Wondering why other computer makers suffer from Apple envy? Deutsche Bank may have an answer for you: its profits are higher--way higher--than any of its competitor.
According to a Business Insider article, the banking giant has aggregated numbers from the top ten PC makers in the world and determined that, while Apple only commands 7 percent of overall revenues in the PC market, its products account for 35 percent of the operating profits. (Operating profit represents the surplus generated by the difference between the sale price of a product and its cost; it doesn't take into account things like taxes, interest payments, and depreciation.)
None of the other manufacturers on the list--which includes such giants as Dell, Hewlett-Packard, and Lenovo--comes even close to matching Apple's five-to-one ratio between revenue and profit share, a fact which the article attributes to the fact that those companies need to pay a "Windows tax" in order to distribute Microsoft's operating system installed on their products.
While the fact that hardware and software are tightly integrated in Apple's platform undoubtedly affords them some economies of scale, however, one should also consider the fact that OS X doesn't appear magically out of thin air. Apple needs to invest--and likely invest heavily--on developing and maintaining the operating system, and that's not an inexpensive undertaking.

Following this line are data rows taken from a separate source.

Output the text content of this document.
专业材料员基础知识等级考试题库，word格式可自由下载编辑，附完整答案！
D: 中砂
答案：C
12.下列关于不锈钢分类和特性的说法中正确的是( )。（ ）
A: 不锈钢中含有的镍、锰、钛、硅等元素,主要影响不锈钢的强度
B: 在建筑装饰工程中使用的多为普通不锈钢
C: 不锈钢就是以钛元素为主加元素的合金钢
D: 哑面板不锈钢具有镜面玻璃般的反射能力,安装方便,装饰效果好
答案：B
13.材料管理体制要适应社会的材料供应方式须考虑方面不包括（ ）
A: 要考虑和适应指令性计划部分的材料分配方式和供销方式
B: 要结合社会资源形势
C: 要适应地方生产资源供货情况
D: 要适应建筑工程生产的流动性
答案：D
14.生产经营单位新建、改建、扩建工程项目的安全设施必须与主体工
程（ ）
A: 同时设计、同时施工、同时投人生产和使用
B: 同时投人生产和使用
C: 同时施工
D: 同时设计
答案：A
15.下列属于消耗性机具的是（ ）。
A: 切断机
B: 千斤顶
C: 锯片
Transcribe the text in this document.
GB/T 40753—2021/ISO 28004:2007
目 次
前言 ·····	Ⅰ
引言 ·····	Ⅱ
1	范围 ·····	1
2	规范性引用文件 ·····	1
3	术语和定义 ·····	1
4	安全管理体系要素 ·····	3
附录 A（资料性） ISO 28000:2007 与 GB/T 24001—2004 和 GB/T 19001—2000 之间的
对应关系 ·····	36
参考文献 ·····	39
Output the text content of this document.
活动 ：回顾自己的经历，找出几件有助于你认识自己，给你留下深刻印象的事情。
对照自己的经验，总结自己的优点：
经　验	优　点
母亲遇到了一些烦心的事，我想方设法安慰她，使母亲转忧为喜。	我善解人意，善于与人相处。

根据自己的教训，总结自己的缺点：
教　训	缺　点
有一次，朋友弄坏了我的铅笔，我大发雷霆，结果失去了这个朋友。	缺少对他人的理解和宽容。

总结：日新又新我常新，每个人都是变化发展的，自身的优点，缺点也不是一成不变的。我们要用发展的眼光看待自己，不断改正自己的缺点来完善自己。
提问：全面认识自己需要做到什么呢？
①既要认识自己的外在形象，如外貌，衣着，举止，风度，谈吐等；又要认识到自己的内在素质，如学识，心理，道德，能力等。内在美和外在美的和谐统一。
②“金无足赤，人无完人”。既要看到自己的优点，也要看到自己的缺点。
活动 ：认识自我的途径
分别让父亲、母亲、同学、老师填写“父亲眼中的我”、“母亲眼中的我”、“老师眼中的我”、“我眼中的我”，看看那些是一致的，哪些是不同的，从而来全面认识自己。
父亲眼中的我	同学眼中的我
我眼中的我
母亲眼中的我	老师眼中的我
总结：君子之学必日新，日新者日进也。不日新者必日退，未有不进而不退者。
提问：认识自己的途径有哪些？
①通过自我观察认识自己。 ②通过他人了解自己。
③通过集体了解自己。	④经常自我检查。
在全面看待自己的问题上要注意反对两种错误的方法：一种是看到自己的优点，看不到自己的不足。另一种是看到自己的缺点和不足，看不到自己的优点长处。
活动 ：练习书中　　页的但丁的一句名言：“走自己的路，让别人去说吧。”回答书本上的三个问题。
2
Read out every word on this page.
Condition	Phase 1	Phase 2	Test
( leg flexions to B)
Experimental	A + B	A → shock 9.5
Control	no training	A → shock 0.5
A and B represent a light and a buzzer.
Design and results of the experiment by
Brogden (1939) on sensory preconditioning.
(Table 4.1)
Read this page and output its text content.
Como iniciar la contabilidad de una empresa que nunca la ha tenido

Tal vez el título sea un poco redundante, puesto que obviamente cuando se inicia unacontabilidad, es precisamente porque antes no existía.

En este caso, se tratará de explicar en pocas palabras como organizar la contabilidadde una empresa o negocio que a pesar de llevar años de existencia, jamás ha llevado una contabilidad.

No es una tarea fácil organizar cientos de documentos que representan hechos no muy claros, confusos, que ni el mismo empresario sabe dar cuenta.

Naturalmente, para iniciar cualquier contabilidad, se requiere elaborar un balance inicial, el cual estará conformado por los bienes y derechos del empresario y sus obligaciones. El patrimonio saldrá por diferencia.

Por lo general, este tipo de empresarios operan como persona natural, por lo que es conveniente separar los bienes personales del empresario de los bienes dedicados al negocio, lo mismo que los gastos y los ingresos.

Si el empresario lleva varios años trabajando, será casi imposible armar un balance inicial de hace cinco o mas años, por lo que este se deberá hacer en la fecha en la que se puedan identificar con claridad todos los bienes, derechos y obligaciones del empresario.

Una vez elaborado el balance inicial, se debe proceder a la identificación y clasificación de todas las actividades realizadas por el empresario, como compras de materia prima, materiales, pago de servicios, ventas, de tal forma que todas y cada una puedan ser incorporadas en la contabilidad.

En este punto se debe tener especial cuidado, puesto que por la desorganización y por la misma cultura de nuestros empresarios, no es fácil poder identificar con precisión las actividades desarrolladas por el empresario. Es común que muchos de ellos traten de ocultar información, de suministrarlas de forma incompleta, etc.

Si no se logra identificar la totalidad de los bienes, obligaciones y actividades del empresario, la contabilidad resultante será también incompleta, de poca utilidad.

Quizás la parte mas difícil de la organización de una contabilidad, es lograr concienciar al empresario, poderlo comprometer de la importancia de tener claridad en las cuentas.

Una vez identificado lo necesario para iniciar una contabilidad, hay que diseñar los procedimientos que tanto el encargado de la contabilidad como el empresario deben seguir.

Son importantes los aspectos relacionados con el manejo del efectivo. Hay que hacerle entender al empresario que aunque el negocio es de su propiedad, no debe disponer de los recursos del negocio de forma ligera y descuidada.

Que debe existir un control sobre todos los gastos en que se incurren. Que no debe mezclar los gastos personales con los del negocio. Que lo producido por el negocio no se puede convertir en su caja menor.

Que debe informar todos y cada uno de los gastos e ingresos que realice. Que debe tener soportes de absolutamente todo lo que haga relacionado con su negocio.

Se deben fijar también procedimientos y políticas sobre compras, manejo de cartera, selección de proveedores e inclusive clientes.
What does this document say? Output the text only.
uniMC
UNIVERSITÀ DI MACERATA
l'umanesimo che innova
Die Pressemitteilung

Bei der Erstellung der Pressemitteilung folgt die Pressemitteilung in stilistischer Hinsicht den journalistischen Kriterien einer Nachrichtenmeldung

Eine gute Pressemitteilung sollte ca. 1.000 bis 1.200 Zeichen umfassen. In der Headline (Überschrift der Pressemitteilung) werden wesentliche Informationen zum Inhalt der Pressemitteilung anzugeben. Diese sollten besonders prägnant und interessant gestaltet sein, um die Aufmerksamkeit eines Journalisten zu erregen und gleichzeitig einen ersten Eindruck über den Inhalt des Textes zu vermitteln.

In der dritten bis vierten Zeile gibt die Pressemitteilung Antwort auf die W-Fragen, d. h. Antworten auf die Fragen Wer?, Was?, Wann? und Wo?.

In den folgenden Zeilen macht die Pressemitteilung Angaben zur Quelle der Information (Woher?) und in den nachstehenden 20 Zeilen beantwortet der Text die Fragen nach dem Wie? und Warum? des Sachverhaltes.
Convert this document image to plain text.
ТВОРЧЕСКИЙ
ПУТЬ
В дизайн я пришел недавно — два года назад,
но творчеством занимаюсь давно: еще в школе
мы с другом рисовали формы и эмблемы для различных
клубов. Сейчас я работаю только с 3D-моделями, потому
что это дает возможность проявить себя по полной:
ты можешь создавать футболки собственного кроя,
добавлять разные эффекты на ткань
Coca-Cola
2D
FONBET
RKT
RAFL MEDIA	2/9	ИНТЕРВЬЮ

Apple's success is probably due to a combination of factors, including a well-defined lineup of products with little overlap, the tight inventory control for which Tim Cook is famous, and the higher production quality that attracts buyers willing to pay a premium for what they perceive as superior craftsmanship.
This purchasing power makes Apple customers attractive to software developers, which might explain why the OS X software market is so vibrant despite a relatively small share of overall PC sales.